La politique est en effet ce qui se parle. Elle naît même de la découverte qu’il n’est pas besoin de tuer un être parlant pour le faire taire, étant entendu que parler -prendre la parole – implique d’abord d’imposer, l’espace d’un instant, le silence de l’autre (47). Ce qui lie donc intimement et indéfectiblement la parole à la politique est donc l’exclusion, non de la mort, mais de la mise à mort. Il y a donc un lien consubstantiel entre la parole, la politique, et le corps. Car il n’y a pas d’être parlant sans corps : « le corps parlant de l’être parlant »(48) . C’est pourquoi l’assasinat politique peut être considéré comme antinomique de la politique(49) . En dernière instance donc, la survie « est l’axiome fondateur de toute politique possible »(50) – question que remettront en cause, chacun à sa manière la Terreur et le maoïsme -. C’est pourquoi Milner qualifie de « matérialiste » cette définition « minimaliste » de la politique car en dernière instance le corps est l’alpha et l’omega de l’être parlant.(51)
Au-delà de ce point toute considération politique est un égarement(52) . Toute politique qui ne se soucie pas du corps relève d’un idéalisme coupable – dit l’auteur. Ainsi les libertés ne sont qu’une formulation des droits du corps parlant. C’est en ce sens que « la demande de survie est au fondement des droits et des libertés, parce qu’elle est au fondement de la politique. » En effet : « la politique ne consiste pas à se demander pour qui ou pour quoi on doit mourir, mais pour qui ou pour quoi on doit vivre. (53) » La première position renvoie en effet au maoïsme qui dénonçait la philosophie de la survie comme étant en effet contre-révolutionnaire.
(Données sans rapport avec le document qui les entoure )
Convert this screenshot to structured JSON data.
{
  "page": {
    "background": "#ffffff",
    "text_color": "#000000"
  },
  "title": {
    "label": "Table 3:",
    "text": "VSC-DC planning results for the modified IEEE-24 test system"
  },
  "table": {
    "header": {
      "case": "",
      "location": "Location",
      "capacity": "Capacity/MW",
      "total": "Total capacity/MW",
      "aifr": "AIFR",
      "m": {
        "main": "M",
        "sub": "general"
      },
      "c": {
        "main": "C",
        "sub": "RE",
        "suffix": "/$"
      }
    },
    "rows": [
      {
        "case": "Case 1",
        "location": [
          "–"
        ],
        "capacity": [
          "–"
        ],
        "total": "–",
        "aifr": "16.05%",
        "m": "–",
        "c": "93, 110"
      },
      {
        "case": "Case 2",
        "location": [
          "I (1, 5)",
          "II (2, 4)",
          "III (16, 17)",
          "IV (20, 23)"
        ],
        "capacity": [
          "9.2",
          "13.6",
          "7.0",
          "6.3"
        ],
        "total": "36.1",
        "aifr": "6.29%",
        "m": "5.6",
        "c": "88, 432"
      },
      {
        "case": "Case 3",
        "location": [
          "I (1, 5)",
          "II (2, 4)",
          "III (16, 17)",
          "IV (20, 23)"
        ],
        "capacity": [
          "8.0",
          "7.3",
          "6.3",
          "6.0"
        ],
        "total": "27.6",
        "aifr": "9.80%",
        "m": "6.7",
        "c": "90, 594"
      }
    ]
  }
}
L’obstacle premier à l’action révolutionnaire est de tenir à sa vie. C’est en ce sens que la politique dite minimaliste est aux antipodes d’une politique maximaliste tel le maoïsme(54) . C’est en ce sens aussi que les libertés modernes – fondées sur les corps – ne sont plus qu’homonymes et non synomymes des libertés antiques – fondées sur l’âme. Mais si la politique entretient un lien essentiel à la survie, elle entretient aussi un lien non moins essentiel à la multitude.(55)
Collision entre la parole et la langue dans le sujet parlant.
C’est précisément sur la dimension du corps que Milner – reprenant à son compte une remarque fondamentale de Hannah Arendt – fonde sa réflexion sur la pluralité humaine(56) . Car si des corps muets ne peuvent fonder une politique, les êtres parlants sont des corps parlants. Or ce pluriel est de l’ordre d’un réel irréductible : « les êtres parlants sont irrémédiablement plusieurs depuis toujours et pour toujours »(57) . Parler implique en effet une altérité, une pluralité. Mais pouvoir parler donne au sujet le statut d’un être singulier, ce faisant unique, voire – sur un versant imaginaire – privilégié, pensant pouvoir être le seul à parler et faisant des autres de simples « résonnateurs passifs ». La singularité fonde ainsi le narcissisme primaire(58) . Or ce privilège est
illusoire, car qu’il s’agisse de parler le premier ou de vouloir avoir le dernier mot, cette qualité est partagée par tous les êtres parlants. L’être parlant doit donc admettre qu’il n’est pas seul. Il ne peut contraindre les autres au silence, car ces derniers pourraient avoir à son égard la même intention. C’est pourquoi – avons-nous dit – la politique naît de la découverte qu’il n’est pas besoin de tuer un être parlant pour le faire taire.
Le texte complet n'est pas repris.